Perez will serve a 180-day jail term, serve 10 years of supervised probation, be banned for life from owning firearms and make no financial gain from the case. The sentence is below the minimum guidelines, but it was allowed on the ground that the stunt was mostly Ruiz’s idea.

Dangerous pranks such as the one above has left a man dead and a mother of two grieving for fatally killing her partner.

In response to the growing concerns of filming various trends and videos, YouTube have updated their policies regarding “harmful and dangerous” content and explicitly banned pranks and challenges that may cause immediate or lasting physical or emotional harm. The policies page showcases three types of videos that are now prohibited. They are: 1) Challenges that encourage acts that have an inherent risk of sever harm; 2) Pranks that make victims they are physical danger and 3) Pranks that cause emotional distress to children.

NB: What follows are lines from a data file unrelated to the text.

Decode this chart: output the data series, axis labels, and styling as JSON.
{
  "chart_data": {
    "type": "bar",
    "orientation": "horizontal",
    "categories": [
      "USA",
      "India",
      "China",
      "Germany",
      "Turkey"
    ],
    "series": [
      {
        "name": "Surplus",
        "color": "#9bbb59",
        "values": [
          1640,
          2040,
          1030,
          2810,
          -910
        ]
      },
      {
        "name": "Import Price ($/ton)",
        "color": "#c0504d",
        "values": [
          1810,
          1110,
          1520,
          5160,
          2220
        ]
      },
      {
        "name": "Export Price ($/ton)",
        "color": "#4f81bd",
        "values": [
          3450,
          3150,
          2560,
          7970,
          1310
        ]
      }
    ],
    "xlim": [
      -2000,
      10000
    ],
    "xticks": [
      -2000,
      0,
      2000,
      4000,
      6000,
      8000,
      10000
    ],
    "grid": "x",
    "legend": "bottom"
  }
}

Prank videos may depict the dark side of how content crating can go wrong but they are not the only ones. In 2017, youtuber, Logan Paul became the source of controversy after posting a video of him in a Japanese forest called Aokigahara near the base of Mount Fuji. Aokigahara is a dense forest with lush trees and greenery. The forest is, however, infamous for being known as the suicide forest. It is a frequent site for suicides and is also considered haunted.

Upon entering the forest, the youtuber came across a dead body hung from a tree. The actions and depictions of Logan Paul around the body are what caused controversy and outrage. The video has since been taken down from YouTube. An apology video was posted by Logan Paul trying to defend his actions. This did nothing to quell the anger on the internet. He then came out with a second video where he could be seen tearing up on camera. In addressing the video, YouTube expressed condolences and stated that they prohibit such content which are shocking or disrespectful. Paul lost the ability to make money on his videos through advertisement which is known as demonetization. He was also removed from the Google Preferred program, where brands can sell advertisement to content creators on YouTube.

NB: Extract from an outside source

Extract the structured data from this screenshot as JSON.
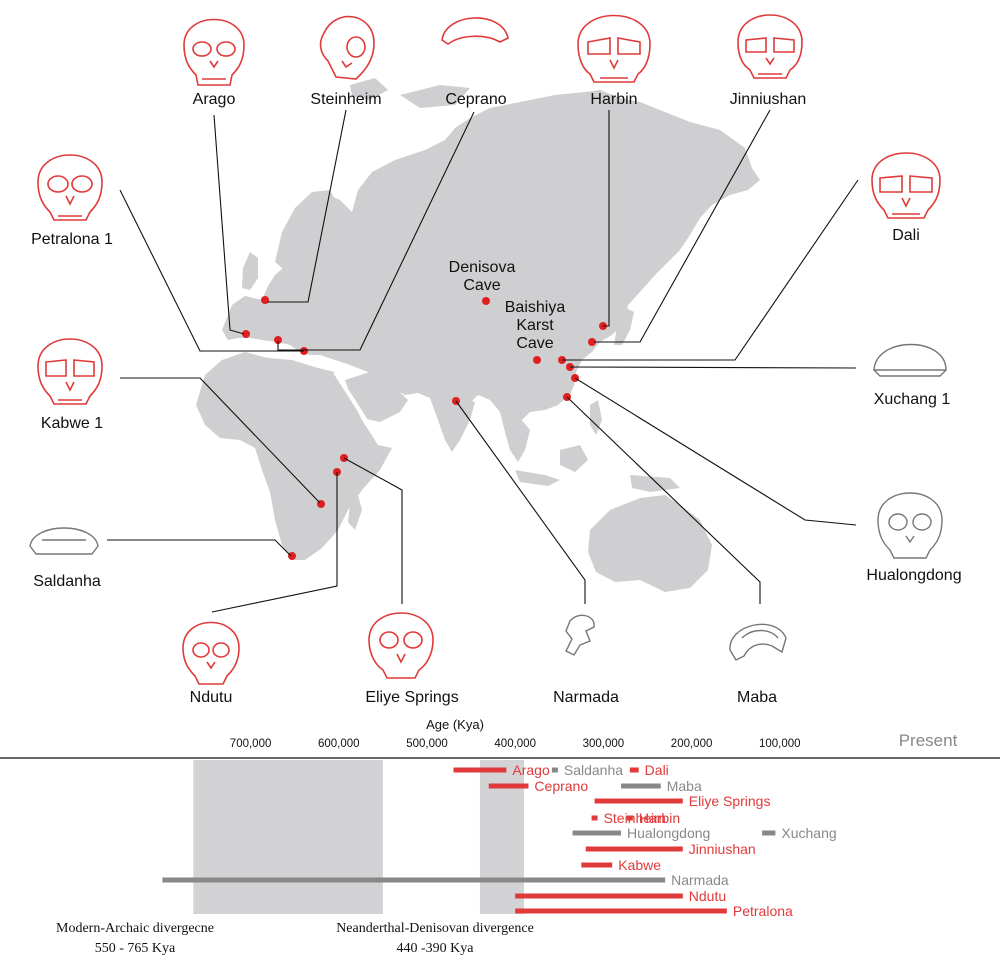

That consequences of Logan Paul’s actions did not end there. A production company is suing the youtuber on the claims that the video of him in the Aokigahara resulted in the company losing a multimillion-dollar licencing agreement with Google. The video caused Google to end its relationship with Planeless Pictures, the production company and not pay the $3.5 million. Planeless Pictures are now suing Paul claiming that he pay the amount as well as additional damage and legal fees.

That is not all. Youtube has been filled with controversies which have resulted in lawsuits.

A youtuber by the name of Kanghua Ren was fined $22300 and was also sentenced to 15 months imprisonment for filming himself giving a homeless man an oreo filled with toothpaste. He gave 20 euros and oreo cookies to a homeless which were laced with toothpaste instead of cream. The video depicts the homeless man vomiting after eating the cookie. In the video Ren stated that although he had gone a bit far, the action would help clean the homeless person’s teeth. The court, however, did not take this lightly and sentenced him. The judge stated that this was not an isolated act and that Ren had shown cruel behaviour towards vulnerable victims.

These are some of the pranks and videos that have gained online notoriety. There are many other videos which have portrayed child abuse, following a trend by eating tidepods as well as making sharing anti-Semitic videos and using racist remarks. The most disturbing thing about these videos is that they are not only viewed by adults but also children. In my opinion these videos could be construed as having some influence on young individuals.

Youtube is a diverse platform home to millions of content creators. Since its inception it has served as a mode of entertainment and means of income to many individuals. From posting cat videos online to making intricate, detailed, and well directed short films, YouTube has revolutionized the video and content creation spectrum. Being an avid viewer of many channels on YouTube, I find that incidents like these, give YouTube a bad name. Proper policies and guidelines should be enacted and imposed and if necessary government supervision may also be exercised.